I’m sorry if I’m sounding psycho, I’m just trying to be honest,” he ends that same track. To Flower, honesty alone is virtuous enough to exempt anything he could possibly say, and honesty is the house on which he builds his brand. Flower follows in the footsteps of rappers like Lil Uzi Vert, Trippie Redd, XXXTentacion, and especially the late Lil Peep in pairing trap with the angst and aesthetics of mid-‘00s pop-punk and emo. He has problems, which make him “real,” and which puts him at odds with “perfection“ and “beauty”—things he distrusts, resents, and envies.

The problem is we don’t really find out what his problems are. There’s no discernable underlying source to his anguish. Maybe he’s depressed, though nothing suggests that aside from the constant malaise. Maybe he’s a drug addict, though that’s unlikely given that he tries to make coffee sound like the most badass drug ever by calling it “muddy in my veins.” He doesn’t really tell us how he feels except in the context of his disagreements with people trying to hold him accountable, and his elusive feelings mostly exist as ammunition for his non-apologies.

I’ve got so much to give,” he repeats at the beginning of “love,” and by that time in Peer Pleasure, the line comes as a relief. So what does this guy have to give? “All this money to spend”—shoulda guessed. Flower, who lets clouds of smoke issue past his gold grills in promotional shots, is always talking about his money, his gold, his diamonds. This gives him both rap swagger and something to essentially bribe girls with so they’ll stick around and listen to him lash out.

Flower, who’s described himself as a mix of Deepak Chopra and Lil Pump, talks a lot in interviews about meditation. This seems odd given that five minutes of introspection should be enough for the dude to figure out the source of his problems. He has nothing to offer (except money), but his emotional hunger is ravenous. To be his girlfriend is to be a martyr; “you’re my favorite exit,” he sings to one.

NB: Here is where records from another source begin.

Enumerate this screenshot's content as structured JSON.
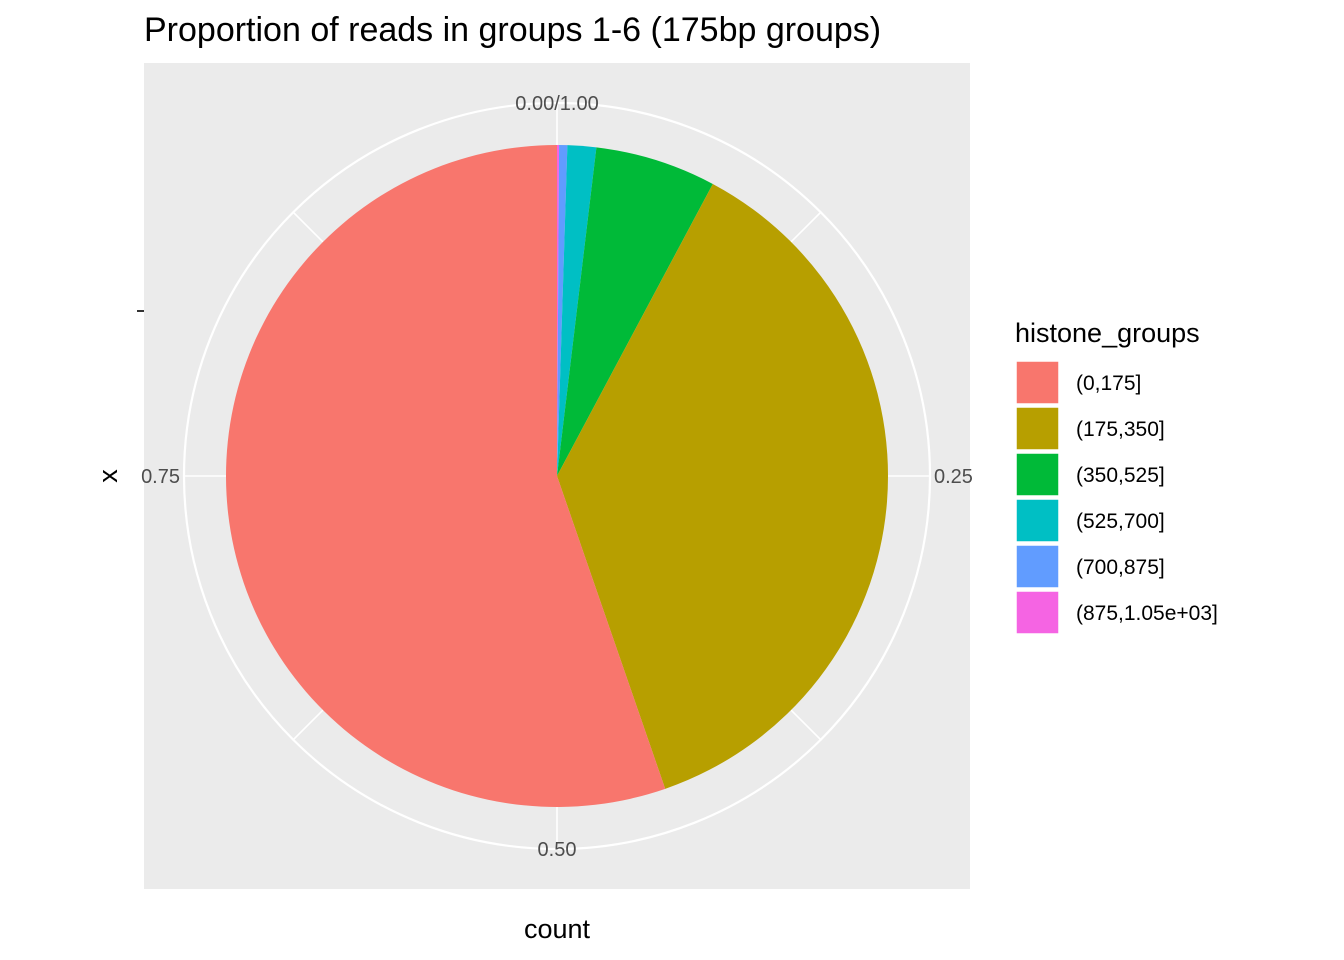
{
  "chart_data": {
    "type": "pie",
    "title": "Proportion of reads in groups 1-6 (175bp groups)",
    "xlabel": "count",
    "ylabel": "x",
    "theta_ticks": [
      {
        "value": 0,
        "label": "0.00/1.00"
      },
      {
        "value": 0.25,
        "label": "0.25"
      },
      {
        "value": 0.5,
        "label": "0.50"
      },
      {
        "value": 0.75,
        "label": "0.75"
      }
    ],
    "legend": {
      "title": "histone_groups",
      "placement": "right"
    },
    "categories": [
      "(0,175]",
      "(175,350]",
      "(350,525]",
      "(525,700]",
      "(700,875]",
      "(875,1.05e+03]"
    ],
    "values": [
      0.553,
      0.369,
      0.059,
      0.014,
      0.004,
      0.001
    ],
    "colors": [
      "#F8766D",
      "#B79F00",
      "#00BA38",
      "#00BFC4",
      "#619CFF",
      "#F564E3"
    ],
    "panel_background": "#EBEBEB",
    "grid": true
  }
}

I hate the things that I can’t change,” he sings on “Space.” We hardly believe that. He treats his shittiness as something inseparable from himself, an essential part of his personality, something you have to either take or leave, and of course he thinks that makes him noble. He’s like Peter Lorre in M, wheedling about his superiority to the other criminals because… these feelings! I just can’t control them! “I never learn,” he sings on “empty.” It’s just as well. If he did, what would he write about?